I'm sitting in the dining room on a Monday morning, watching birds at the feeder in a quiet house and enjoying the last day of a long weekend. Yep, that's right! For the first time in four years, I have a weekend off without using vacation to buy it. One of our older drivers got in some trouble that had apparently been a long time coming, and his route was offered to me, so I've given up the beautiful weekend route along Virginia's Shenandoah Valley in exchange for a route in the beautiful, but much colder, mountains of northeastern Pennsylvania.
Here's a statue in memory of the soldiers who fought for the Confederacy. This stands in Luray, VA, in front of one of the stores on my old route. (iPhone cameras are not good tools for low light photography, but they stand in fairly well, when they are all you have.)

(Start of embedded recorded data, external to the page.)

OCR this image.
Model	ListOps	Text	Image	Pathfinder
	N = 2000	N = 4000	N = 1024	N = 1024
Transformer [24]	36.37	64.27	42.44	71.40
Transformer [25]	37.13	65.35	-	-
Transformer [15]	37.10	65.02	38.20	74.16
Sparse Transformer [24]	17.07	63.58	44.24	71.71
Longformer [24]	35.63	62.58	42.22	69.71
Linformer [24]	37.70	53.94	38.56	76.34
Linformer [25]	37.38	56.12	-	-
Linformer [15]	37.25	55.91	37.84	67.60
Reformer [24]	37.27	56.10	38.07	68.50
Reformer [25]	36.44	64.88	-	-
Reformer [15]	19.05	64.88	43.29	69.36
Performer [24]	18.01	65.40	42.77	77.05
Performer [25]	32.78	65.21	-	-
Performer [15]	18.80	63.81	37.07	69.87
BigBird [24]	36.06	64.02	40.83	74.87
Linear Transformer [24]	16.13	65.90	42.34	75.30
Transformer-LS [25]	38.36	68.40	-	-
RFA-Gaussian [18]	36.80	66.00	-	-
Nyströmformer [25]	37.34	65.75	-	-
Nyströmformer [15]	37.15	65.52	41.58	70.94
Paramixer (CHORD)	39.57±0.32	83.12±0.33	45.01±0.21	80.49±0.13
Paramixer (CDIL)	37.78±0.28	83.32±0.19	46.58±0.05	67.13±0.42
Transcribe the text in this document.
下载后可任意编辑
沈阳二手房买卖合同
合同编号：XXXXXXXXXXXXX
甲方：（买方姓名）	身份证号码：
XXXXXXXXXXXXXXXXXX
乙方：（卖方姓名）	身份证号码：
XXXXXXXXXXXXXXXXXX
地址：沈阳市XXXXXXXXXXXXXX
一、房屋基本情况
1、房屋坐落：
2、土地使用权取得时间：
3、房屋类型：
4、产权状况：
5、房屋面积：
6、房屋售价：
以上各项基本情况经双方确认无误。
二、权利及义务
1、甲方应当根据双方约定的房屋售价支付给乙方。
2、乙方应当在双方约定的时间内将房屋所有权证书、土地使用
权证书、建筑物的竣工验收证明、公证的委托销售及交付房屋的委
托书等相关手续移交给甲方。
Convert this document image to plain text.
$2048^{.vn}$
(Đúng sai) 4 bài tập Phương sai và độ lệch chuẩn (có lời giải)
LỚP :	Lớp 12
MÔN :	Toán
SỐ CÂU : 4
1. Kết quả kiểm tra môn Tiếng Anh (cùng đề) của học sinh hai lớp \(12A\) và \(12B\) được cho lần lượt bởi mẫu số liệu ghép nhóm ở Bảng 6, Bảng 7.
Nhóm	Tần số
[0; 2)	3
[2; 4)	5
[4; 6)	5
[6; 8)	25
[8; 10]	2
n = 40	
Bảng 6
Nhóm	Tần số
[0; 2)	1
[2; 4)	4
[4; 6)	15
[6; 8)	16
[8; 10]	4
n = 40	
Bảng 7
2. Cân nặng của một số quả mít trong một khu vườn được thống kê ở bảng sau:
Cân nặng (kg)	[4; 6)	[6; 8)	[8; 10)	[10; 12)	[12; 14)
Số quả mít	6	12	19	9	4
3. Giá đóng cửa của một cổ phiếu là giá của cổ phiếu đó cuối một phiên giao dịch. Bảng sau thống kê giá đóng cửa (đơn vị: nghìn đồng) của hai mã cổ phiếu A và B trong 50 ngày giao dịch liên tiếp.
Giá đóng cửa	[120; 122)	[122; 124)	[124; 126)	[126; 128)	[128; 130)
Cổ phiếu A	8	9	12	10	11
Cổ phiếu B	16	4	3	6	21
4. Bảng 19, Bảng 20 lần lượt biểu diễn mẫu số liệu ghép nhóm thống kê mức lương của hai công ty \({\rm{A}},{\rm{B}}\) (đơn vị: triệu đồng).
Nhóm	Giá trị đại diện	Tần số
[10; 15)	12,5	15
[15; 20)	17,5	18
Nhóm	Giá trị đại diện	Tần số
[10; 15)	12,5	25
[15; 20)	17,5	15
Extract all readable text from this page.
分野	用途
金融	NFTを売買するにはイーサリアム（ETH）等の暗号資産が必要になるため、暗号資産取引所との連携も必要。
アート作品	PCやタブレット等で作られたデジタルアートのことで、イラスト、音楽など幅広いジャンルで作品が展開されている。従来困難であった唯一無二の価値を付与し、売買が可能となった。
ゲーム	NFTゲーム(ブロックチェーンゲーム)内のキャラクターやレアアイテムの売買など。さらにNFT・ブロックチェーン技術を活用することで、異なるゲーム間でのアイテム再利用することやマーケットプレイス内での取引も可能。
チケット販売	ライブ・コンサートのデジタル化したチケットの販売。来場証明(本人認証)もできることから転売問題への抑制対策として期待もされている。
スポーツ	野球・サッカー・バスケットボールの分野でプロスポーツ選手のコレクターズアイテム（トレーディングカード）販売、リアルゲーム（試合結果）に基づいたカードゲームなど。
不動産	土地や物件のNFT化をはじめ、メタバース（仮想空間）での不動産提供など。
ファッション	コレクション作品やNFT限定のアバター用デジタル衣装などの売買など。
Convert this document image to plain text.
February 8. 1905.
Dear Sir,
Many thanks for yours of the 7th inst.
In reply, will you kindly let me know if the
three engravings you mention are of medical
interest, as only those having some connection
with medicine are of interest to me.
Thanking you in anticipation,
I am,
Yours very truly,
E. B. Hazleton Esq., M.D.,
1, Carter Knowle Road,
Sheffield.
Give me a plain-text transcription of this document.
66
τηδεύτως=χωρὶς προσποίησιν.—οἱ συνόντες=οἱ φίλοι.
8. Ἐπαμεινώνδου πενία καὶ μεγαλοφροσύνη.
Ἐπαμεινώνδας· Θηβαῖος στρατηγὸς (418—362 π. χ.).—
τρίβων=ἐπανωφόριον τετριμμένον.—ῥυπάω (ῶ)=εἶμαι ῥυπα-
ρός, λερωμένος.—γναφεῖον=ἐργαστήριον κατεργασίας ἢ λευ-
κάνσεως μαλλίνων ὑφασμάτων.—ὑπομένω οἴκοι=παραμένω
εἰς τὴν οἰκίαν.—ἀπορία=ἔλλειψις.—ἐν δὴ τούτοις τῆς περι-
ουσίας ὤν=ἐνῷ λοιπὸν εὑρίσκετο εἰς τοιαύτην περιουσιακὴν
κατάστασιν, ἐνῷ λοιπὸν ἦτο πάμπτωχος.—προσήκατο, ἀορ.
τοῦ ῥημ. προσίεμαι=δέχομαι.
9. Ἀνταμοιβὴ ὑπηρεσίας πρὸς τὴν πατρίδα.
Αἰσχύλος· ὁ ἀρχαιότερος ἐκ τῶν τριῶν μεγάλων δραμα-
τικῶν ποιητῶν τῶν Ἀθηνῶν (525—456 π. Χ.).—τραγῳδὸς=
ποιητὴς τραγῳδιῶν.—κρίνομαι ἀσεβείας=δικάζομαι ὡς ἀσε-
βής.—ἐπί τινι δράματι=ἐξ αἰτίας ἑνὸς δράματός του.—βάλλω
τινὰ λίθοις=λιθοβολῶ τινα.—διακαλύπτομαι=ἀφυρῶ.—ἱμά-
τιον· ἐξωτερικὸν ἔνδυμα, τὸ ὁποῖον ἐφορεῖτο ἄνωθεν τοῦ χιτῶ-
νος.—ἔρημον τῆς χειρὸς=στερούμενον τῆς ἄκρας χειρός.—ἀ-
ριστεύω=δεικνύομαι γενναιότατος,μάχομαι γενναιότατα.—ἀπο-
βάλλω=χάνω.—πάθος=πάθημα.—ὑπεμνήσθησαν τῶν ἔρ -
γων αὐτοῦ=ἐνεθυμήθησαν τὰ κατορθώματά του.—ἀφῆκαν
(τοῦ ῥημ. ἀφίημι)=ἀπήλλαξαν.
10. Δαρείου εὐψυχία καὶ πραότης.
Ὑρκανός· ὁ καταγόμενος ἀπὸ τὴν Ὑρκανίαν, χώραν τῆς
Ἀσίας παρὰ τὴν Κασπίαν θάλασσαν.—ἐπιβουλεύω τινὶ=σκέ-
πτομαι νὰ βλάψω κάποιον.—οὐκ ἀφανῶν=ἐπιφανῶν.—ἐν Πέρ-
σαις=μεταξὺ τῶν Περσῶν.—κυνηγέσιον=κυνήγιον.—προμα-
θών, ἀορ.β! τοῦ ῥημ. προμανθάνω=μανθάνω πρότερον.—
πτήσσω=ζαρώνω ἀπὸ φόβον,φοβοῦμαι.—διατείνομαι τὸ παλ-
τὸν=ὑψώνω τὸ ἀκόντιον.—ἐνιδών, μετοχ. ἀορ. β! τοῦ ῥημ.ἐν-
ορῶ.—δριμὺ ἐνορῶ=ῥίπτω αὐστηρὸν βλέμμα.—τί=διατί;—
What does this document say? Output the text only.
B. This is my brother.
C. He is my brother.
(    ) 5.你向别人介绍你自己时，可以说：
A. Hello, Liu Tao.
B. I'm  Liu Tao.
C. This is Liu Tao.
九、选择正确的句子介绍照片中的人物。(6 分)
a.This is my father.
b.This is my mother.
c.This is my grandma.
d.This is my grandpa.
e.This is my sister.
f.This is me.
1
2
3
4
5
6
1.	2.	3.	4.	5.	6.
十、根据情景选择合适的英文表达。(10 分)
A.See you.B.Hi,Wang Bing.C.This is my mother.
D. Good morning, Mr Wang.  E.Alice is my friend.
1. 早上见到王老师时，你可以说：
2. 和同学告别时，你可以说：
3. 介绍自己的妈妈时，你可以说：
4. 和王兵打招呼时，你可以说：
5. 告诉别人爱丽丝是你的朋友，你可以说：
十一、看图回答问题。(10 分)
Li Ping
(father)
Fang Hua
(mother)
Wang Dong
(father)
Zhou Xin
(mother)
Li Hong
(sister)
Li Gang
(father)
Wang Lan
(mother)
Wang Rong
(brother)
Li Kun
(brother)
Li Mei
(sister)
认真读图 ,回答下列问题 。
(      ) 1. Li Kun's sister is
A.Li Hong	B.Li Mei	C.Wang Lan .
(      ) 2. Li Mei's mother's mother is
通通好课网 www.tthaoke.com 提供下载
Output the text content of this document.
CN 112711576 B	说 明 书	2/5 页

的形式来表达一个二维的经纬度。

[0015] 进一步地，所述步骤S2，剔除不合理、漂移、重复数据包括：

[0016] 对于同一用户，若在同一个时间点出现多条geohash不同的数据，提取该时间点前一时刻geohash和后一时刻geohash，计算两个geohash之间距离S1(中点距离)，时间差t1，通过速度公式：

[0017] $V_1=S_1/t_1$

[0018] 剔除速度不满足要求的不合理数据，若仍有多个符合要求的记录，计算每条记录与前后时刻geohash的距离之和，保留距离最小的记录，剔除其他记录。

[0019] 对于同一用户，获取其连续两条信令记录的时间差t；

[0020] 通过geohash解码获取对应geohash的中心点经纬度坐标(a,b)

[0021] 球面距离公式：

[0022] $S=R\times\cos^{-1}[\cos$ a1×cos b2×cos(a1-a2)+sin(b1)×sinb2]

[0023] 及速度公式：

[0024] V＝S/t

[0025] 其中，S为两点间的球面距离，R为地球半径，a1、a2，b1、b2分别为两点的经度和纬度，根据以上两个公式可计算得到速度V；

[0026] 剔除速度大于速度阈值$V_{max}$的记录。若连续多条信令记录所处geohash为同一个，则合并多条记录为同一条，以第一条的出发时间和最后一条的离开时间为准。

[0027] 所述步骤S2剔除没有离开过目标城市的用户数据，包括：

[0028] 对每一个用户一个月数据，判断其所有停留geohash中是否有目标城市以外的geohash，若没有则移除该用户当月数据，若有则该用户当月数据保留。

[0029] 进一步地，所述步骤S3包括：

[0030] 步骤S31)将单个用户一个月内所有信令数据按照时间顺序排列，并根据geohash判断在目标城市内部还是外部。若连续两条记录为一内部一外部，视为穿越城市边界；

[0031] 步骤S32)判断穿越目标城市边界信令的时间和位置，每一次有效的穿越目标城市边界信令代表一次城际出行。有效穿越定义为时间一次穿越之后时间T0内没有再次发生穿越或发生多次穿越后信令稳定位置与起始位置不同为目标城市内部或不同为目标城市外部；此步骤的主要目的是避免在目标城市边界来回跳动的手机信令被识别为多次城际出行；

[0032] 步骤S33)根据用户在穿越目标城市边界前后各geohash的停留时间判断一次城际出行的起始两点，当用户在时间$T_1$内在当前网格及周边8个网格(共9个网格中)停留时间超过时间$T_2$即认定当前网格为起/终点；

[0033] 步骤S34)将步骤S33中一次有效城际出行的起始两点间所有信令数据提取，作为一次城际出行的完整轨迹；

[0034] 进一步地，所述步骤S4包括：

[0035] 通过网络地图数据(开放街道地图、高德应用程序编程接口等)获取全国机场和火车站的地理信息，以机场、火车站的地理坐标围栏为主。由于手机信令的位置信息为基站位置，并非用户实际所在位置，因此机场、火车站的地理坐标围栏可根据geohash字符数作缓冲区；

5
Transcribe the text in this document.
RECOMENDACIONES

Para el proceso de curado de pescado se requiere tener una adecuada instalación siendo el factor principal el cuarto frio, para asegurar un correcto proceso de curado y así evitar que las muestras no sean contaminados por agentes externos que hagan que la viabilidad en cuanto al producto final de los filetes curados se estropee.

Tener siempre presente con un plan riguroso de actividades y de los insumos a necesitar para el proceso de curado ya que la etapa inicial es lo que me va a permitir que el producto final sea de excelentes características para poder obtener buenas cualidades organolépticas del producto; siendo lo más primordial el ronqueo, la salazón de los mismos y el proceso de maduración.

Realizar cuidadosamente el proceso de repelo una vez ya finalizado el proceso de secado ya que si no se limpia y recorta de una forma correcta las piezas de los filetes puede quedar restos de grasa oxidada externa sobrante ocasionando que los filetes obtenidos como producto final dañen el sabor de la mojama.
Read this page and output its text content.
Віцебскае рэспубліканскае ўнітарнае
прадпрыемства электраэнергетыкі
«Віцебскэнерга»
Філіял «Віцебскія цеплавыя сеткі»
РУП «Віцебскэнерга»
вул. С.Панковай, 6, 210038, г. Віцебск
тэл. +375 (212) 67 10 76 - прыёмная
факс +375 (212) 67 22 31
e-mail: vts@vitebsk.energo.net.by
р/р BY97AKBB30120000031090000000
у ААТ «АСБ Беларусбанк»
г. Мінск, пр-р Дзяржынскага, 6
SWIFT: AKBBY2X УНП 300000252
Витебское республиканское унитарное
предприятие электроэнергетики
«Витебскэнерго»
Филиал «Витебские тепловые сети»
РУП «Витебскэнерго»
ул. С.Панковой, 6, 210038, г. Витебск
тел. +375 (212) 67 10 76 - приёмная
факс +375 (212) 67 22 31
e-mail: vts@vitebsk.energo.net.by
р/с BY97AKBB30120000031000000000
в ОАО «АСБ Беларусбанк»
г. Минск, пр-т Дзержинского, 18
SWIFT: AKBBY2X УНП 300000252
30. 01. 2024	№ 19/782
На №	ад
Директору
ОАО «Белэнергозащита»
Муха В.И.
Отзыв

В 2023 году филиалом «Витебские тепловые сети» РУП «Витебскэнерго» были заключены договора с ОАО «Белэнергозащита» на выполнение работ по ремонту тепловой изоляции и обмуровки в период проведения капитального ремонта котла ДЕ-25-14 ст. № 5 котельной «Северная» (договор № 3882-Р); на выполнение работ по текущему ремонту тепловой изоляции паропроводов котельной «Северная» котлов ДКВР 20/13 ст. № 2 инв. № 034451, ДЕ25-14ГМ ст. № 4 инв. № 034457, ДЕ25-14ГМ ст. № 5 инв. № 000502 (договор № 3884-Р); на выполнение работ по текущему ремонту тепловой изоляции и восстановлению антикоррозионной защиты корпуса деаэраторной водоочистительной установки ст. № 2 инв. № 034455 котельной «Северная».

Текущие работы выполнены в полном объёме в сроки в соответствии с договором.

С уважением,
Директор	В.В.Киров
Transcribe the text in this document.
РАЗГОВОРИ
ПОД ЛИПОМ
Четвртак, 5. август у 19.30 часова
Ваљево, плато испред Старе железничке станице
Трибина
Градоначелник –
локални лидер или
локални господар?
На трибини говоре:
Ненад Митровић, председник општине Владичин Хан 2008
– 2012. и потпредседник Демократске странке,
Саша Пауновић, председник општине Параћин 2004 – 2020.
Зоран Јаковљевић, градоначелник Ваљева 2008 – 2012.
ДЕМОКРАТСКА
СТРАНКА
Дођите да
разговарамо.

The best part of the switch is I'll be working Tuesdays and Fridays with an extra day thrown in, more than likely, every other Wednesday, so I'll have weekends off for the foreseeable future.
Here's a mural in honoring the hard working, blue collar men from the Pennsylvania mountains.
Many of these towns are situated on large rivers and supported flourishing coal mining and steel mill operations in years gone by.
Our trailer broke on this past Friday's route, so my first weekend didn't start 'til about noon on Saturday, but it was a nice relaxing weekend with the family, anyway, and we actually were able to attend church together again. It was nice to simply be around when my wife and the kids were around. For the last several years, that had been a luxury reserved for the summer and holidays. All in all, it was a nice, quiet weekend, a perfect way to start my reintegration into my family's world.
Comments (3)
Happy new year to you and your beautiful family .
I al glad you have in signt week-end off more frequent.
I liked this post which is a travel in the present of course but also un the history of Virginia . Very interesting.
In friendship
Michel
RYC : In your comment you relate your observation when you worked at the top of Ande mountains in Peru. It was in 1885 and I am sure things and way of life of the inhabitants have changed since then.
That IS a happy new year, Dan! You'll be able to enjoy weekends with the family, and see a different part of the world! Great photos -- the PA one could be in SoCal except that we have no coal to mine! And the river looks COLD!